Malgré ses nombreux succès en matière de santé depuis sa création en 1948, comme l'éradication de la variole, l'OMS est souvent pointée du doigt en raison de son mode de fonctionnement : bureaucratique et trop politisé.
L'OMS fait fréquemment l'objet de critiques lors de grandes épidémies, émises par des États ou des ONG, comme ce fût le cas lors de l'épidémie d'Ebola en Afrique de l'Ouest en 2013, lorsqu'il lui a été reproché d'avoir tardé à mesurer l'ampleur de la crise. Un reproche que lui font aujourd'hui les États-Unis et l'Australie avec la pandémie de coronavirus.
L'agence onusienne et son patron éthiopien, Tedros Adhanom Ghebreyesus, élu en 2017 avec le soutien de Pékin, sont également accusés par les Américains d'avoir complaisamment validé des chiffres officiels chinois relativisant l'ampleur de l'épidémie. Des chiffres et des bilans qui sont depuis ouvertement remis en cause.

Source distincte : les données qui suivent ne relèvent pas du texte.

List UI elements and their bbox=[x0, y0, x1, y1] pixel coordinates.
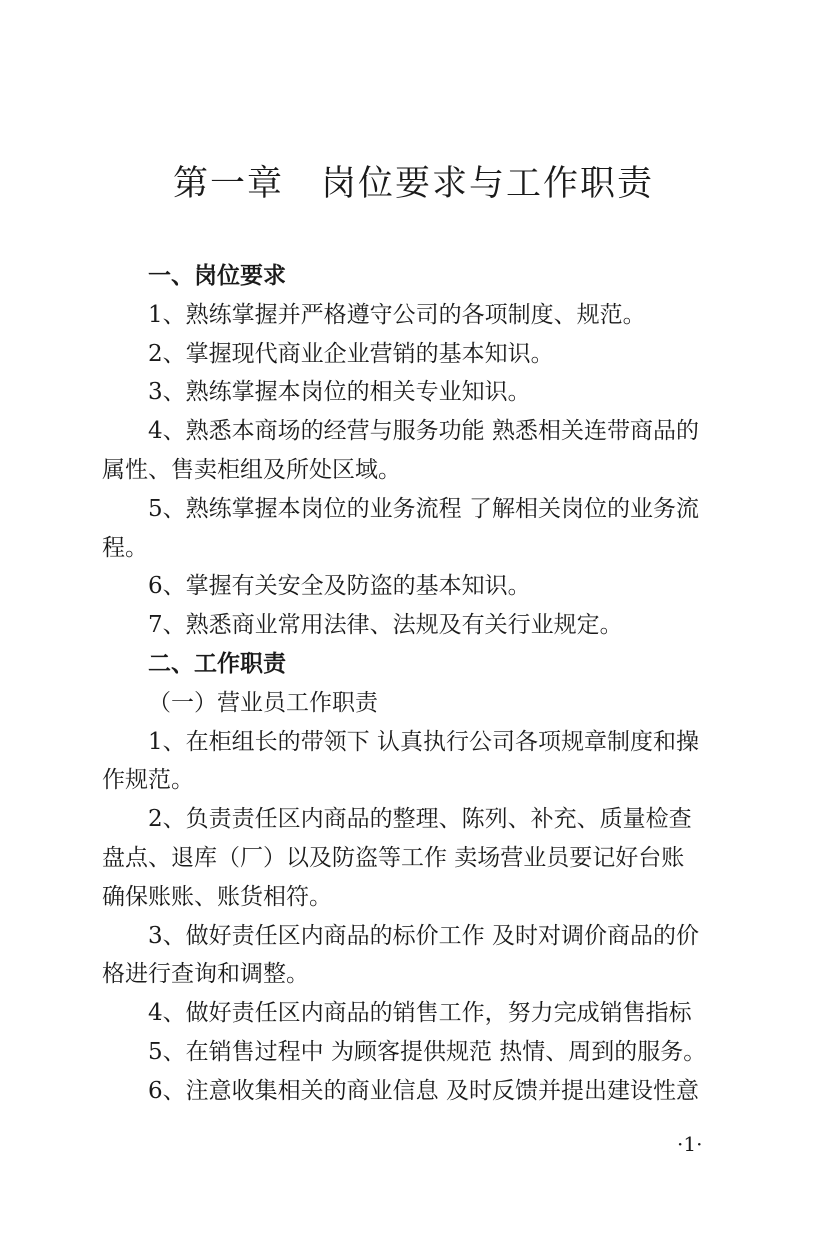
duty-item: 3、做好责任区内商品的标价工作 及时对调价商品的价 bbox=[148, 922, 699, 949]
duty-item: 1、在柜组长的带领下 认真执行公司各项规章制度和操 bbox=[148, 728, 699, 755]
duty-item: 2、负责责任区内商品的整理、陈列、补充、质量检查 bbox=[148, 806, 692, 833]
requirement-item: 4、熟悉本商场的经营与服务功能 熟悉相关连带商品的 bbox=[148, 418, 699, 445]
subsection-heading: （一）营业员工作职责 bbox=[148, 689, 378, 716]
duty-item: 6、注意收集相关的商业信息 及时反馈并提出建设性意 bbox=[148, 1077, 699, 1104]
requirement-item: 3、熟练掌握本岗位的相关专业知识。 bbox=[148, 379, 531, 406]
requirement-item: 6、掌握有关安全及防盗的基本知识。 bbox=[148, 573, 531, 600]
requirement-item-continued: 程。 bbox=[102, 534, 148, 561]
requirement-item: 7、熟悉商业常用法律、法规及有关行业规定。 bbox=[148, 612, 623, 639]
document-body bbox=[102, 257, 742, 1111]
requirement-item-continued: 属性、售卖柜组及所处区域。 bbox=[102, 456, 401, 483]
duty-item-continued: 盘点、退库（厂）以及防盗等工作 卖场营业员要记好台账 bbox=[102, 844, 685, 871]
requirement-item: 2、掌握现代商业企业营销的基本知识。 bbox=[148, 340, 554, 367]
section-heading-duties: 二、工作职责 bbox=[148, 650, 286, 677]
requirement-item: 5、熟练掌握本岗位的业务流程 了解相关岗位的业务流 bbox=[148, 495, 699, 522]
duty-item-continued: 确保账账、账货相符。 bbox=[102, 883, 332, 910]
duty-item: 4、做好责任区内商品的销售工作，努力完成销售指标 bbox=[148, 1000, 692, 1027]
page-number: ·1· bbox=[677, 1132, 703, 1156]
section-heading-requirements: 一、岗位要求 bbox=[148, 263, 286, 289]
duty-item-continued: 作规范。 bbox=[102, 767, 194, 794]
duty-item: 5、在销售过程中 为顾客提供规范 热情、周到的服务。 bbox=[148, 1038, 707, 1065]
requirement-item: 1、熟练掌握并严格遵守公司的各项制度、规范。 bbox=[148, 301, 646, 328]
duty-item-continued: 格进行查询和调整。 bbox=[102, 961, 309, 988]
chapter-title: 第一章 岗位要求与工作职责 bbox=[172, 164, 654, 204]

Même si le président américain semble refuser d'endosser sa part de responsabilité dans l'impréparation de son pays à faire face à la pandémie, en désignant jour après jour différents boucs émissaires, son courroux contre l'OMS n'est pas sans fondement selon plusieurs experts, dont François Godement, conseiller pour l'Asie à l'Institut Montaigne, ou encore la sinologue Marie Holzman. "On peut se poser des questions sur le fonctionnement de l'OMS au sein de laquelle la Chine exerce un pouvoir très fort depuis le passage à sa tête de Margaret Chan", souligne-t-elle dans le quotidien Libération, en référence à la docteure chinoise qui présida l'agence entre 2006 et 2017.
Mais, comble de l'histoire, la décision de Donald Trump pourrait profiter à la Chine. "Les États-Unis se tirent une balle dans le pied parce que d'autres pays vont combler le vide. Dans une crise sanitaire mondiale et en pleine pandémie, les États-Unis vont perdre leur voix", a ainsi prédit Lawrence Gostin, directeur du Centre de l'OMS pour la santé publique et les droits de l'homme.